I thought i was old but Mick, cooking on a black range, TV in its infancy, wow. No need for apologies, love your posts old guy.

To Mick on Monotype and others

Well, yes, even in this Great Southern Land (a Continent which is one nation with no border but the sea) we talk about South America and North America, even though we have heard of the United States. At present we are doing that, talking to each other.

I have much enjoyed reading briar press comment, learned a few things. Even that there are some different kinds of printing.


to all

Typehigh is typehigh, .918, and that’s that.

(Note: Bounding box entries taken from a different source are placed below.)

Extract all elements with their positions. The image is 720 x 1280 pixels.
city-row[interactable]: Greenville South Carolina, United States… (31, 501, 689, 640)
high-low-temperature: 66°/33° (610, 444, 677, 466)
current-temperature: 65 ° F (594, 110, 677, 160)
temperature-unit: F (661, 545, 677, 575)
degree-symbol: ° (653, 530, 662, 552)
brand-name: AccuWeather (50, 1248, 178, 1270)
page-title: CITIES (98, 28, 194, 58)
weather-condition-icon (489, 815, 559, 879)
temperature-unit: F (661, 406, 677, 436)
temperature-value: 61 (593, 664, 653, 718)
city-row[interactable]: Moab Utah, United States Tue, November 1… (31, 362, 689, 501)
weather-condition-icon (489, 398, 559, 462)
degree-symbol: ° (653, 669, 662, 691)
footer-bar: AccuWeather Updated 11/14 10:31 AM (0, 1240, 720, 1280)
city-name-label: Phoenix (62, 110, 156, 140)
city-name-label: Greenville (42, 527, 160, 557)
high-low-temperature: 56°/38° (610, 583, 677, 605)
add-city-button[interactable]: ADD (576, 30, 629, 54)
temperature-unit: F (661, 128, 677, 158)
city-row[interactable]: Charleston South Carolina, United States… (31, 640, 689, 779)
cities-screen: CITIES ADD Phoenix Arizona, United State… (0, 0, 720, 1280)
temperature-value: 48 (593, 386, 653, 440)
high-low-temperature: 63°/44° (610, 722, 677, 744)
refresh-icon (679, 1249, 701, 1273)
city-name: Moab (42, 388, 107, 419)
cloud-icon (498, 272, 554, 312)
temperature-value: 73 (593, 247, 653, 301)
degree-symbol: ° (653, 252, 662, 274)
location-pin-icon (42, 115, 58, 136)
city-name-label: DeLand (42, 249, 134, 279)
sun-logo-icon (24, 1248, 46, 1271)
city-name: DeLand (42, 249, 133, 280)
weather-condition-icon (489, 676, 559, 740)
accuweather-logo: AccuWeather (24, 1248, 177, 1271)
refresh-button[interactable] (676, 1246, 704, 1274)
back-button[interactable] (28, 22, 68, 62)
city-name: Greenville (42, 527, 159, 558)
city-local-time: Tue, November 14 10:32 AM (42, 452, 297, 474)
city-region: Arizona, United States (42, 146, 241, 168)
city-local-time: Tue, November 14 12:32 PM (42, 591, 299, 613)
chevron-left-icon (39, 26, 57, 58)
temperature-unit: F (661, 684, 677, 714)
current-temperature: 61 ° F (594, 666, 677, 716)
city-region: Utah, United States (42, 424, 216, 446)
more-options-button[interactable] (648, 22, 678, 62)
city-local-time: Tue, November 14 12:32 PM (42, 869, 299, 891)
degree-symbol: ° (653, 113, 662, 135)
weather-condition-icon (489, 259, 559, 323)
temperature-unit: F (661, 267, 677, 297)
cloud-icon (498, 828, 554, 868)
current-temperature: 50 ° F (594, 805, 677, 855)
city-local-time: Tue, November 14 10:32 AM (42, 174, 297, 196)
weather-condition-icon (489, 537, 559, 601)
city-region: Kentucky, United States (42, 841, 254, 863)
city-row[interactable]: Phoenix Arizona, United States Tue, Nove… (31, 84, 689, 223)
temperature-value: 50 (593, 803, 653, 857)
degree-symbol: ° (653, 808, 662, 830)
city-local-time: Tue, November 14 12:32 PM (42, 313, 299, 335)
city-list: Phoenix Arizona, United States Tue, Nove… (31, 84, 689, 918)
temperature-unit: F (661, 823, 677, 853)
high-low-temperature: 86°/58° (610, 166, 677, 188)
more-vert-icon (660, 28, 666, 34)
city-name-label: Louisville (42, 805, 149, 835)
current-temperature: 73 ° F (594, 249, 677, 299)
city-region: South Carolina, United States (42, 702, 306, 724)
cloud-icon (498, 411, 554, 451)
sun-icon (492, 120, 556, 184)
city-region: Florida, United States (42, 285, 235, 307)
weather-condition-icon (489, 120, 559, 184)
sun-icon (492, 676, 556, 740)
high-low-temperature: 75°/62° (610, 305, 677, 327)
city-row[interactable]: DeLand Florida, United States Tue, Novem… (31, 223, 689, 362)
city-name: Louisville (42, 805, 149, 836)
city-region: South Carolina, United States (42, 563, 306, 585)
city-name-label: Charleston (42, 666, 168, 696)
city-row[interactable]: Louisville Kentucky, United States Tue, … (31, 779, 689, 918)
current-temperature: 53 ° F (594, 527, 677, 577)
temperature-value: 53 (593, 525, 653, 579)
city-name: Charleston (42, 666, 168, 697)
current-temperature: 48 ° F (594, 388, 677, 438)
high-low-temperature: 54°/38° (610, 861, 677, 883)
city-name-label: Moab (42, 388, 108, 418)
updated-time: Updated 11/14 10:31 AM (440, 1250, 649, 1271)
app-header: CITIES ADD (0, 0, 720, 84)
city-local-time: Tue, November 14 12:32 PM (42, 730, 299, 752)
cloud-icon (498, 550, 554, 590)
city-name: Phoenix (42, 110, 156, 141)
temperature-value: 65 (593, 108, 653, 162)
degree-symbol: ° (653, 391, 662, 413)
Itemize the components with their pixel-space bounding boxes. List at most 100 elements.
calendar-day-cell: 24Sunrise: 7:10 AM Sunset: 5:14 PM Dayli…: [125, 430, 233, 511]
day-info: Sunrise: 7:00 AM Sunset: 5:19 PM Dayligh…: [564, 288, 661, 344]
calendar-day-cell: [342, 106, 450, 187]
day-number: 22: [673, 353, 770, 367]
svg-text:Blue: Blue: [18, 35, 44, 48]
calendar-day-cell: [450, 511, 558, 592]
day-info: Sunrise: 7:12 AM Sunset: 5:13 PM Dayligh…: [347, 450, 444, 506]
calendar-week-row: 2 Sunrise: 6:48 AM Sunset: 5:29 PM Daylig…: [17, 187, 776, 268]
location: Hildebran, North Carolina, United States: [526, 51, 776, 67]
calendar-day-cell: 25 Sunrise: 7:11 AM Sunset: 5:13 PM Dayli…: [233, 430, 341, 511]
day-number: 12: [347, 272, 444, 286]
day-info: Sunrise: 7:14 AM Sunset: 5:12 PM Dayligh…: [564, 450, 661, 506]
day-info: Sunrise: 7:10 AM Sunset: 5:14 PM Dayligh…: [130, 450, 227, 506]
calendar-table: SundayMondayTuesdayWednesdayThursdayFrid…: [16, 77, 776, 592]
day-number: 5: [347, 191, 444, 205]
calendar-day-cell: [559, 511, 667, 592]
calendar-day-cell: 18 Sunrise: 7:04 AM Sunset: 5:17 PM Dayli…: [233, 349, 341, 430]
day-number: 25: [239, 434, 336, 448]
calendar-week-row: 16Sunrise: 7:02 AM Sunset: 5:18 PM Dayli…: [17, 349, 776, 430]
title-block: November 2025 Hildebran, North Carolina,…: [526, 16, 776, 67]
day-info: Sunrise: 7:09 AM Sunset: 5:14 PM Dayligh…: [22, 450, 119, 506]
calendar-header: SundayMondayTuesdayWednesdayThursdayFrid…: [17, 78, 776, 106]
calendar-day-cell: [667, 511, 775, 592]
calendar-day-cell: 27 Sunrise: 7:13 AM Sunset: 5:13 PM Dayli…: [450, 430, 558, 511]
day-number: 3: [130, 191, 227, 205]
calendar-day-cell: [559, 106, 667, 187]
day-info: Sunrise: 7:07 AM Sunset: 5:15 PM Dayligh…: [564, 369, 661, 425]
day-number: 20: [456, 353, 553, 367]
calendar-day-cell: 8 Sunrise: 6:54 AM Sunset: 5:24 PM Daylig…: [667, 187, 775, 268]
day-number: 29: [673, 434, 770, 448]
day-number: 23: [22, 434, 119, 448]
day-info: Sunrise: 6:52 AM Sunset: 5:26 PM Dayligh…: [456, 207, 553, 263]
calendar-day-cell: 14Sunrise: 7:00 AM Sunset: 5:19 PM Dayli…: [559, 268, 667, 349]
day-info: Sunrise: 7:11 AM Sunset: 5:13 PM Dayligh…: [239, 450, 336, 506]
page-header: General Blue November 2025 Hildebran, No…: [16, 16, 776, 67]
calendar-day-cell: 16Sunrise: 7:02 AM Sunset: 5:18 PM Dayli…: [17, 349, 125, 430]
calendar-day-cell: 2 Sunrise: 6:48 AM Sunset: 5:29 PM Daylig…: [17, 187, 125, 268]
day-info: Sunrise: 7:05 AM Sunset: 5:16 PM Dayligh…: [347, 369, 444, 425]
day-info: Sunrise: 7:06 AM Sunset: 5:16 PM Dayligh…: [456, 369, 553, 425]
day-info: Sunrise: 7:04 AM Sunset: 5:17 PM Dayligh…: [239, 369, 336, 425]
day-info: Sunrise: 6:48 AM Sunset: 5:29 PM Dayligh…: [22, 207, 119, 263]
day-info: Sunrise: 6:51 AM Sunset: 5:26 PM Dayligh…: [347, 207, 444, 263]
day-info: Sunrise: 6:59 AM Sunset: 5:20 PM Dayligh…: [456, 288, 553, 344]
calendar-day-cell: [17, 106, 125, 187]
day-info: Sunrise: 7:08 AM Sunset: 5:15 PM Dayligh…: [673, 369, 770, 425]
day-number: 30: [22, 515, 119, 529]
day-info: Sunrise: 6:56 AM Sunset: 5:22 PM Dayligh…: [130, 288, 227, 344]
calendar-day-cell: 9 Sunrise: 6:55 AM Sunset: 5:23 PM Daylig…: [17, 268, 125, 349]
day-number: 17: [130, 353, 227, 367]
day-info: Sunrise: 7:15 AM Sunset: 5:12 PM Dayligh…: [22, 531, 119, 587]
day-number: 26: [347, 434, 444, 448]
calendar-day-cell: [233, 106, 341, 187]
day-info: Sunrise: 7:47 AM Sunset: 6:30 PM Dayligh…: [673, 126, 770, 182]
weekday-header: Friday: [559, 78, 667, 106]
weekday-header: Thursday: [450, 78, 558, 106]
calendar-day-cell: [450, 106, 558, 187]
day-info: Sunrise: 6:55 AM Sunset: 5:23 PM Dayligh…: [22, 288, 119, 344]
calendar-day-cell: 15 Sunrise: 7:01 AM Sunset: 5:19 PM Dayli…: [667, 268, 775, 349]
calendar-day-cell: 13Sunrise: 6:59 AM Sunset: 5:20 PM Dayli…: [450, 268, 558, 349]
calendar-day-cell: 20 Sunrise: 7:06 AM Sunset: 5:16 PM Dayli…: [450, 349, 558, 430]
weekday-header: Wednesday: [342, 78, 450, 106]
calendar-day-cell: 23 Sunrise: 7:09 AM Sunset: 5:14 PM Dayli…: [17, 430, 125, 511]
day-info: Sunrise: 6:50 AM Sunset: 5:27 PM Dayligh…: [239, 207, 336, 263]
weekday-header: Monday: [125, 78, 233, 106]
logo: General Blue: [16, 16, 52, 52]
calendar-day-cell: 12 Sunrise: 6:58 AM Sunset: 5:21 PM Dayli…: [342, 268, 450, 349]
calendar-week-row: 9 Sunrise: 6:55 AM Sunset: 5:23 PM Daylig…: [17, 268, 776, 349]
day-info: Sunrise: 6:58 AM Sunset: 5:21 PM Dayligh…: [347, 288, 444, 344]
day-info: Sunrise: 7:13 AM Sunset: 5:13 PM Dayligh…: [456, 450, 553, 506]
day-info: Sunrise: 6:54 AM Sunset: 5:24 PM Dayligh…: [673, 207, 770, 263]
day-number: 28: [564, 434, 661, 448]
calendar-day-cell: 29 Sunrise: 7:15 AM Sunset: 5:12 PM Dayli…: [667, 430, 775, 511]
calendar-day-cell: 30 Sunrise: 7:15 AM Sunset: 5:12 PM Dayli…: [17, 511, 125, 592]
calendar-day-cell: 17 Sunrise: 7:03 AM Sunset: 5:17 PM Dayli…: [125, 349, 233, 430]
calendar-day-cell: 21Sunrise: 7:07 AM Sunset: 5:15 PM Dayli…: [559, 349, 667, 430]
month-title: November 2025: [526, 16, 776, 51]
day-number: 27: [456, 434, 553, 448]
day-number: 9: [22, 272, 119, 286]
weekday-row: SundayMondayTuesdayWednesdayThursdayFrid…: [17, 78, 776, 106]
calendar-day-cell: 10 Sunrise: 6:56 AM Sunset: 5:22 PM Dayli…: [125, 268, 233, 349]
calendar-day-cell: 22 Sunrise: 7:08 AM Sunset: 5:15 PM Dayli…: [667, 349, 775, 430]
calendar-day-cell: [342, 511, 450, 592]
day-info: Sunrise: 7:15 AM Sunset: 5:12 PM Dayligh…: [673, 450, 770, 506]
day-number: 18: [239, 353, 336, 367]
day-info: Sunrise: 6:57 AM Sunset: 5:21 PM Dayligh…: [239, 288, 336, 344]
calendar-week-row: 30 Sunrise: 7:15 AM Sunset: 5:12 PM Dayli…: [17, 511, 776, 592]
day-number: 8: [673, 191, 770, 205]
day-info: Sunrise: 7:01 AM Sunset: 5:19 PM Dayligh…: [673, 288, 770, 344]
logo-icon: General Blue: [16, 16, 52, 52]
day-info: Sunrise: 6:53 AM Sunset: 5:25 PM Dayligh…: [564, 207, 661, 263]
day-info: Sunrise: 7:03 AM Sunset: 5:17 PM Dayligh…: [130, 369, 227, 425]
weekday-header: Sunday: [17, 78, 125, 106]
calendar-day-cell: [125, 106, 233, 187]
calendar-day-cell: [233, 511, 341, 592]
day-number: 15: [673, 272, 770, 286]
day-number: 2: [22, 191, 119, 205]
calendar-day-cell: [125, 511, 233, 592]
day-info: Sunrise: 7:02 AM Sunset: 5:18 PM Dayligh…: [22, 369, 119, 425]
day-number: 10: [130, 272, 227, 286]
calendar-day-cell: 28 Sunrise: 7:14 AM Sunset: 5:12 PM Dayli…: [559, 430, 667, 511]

Alan, that is unless you are in Germany, France, Italy, the Netherlands, Spain, etc.


to kimaboe and platenprinter

Do you use more than one typehigh, but I acknowledge my failure to remember that there are several; maybe some printers use presses of different standards in the one shop?

At a small town (Coonabarabran) in New South Wales, Australia, one Linotype was fitted for use with Rogers Rule System matrices, while the others used normal drive-depth matrices. But if a few of the wrong matrices accidentally got into the wrong machine, sometimes the blunder stood out very well, and proofreading usuallly showed up the vice-versa error. All their typehighs were meant to be standard, .918.


There was a trick which produced a linotype slug slightly over typehigh, sometimes the compositor became aware of what had happened, and abused the linotype operator accordingly. But it’s a dangerous trick, similar to deliberately introducing a mis-spelling of a person’s name into ordinary text. We tried to ban such tricks. One lino operator inserted an insult to a football player, forgot to correct it, next morning went to editor to confess.

The Prime Minister of Australia at one time had the name of Menzies, originally pronounced Mingays (like Chumley for Cholmondelay), so he was given the nickname of Ming the Merciless, from a movie serial which was popular with the kids as science fiction. Of course, the journalists used the slug (catchline) of MING which we tried to explain was dangerous because occasionally a slugname line was left in the forme.


Alan, I do actually have fonts of varying type heights, usually not too much of a problem as a little bit of make-ready will sort that out.

This is an international forum, few things fit “…and that is that” :)


In case anyone is looking for it online, the book ‘The Practice of Presswork’ (Pittsburgh 1919) recommended in one of the many useful posts in this thread is by Craig Spicher, not Spicer. Another old text I have found useful (as a rank beginner) is the two volumes of ‘Modern Printing’ by John Southward (I have the 6th edition of Vol 1, Leicester 1933 and 4th ed. of Vol. 2, London 1922). These are particularly useful in their very detailed descriptions of equipment, which helps a lot when trying to understand stuff for sale on eBay etc. Southward’s books are perhaps easier to find in Australia, with its British heritage, than in the USA.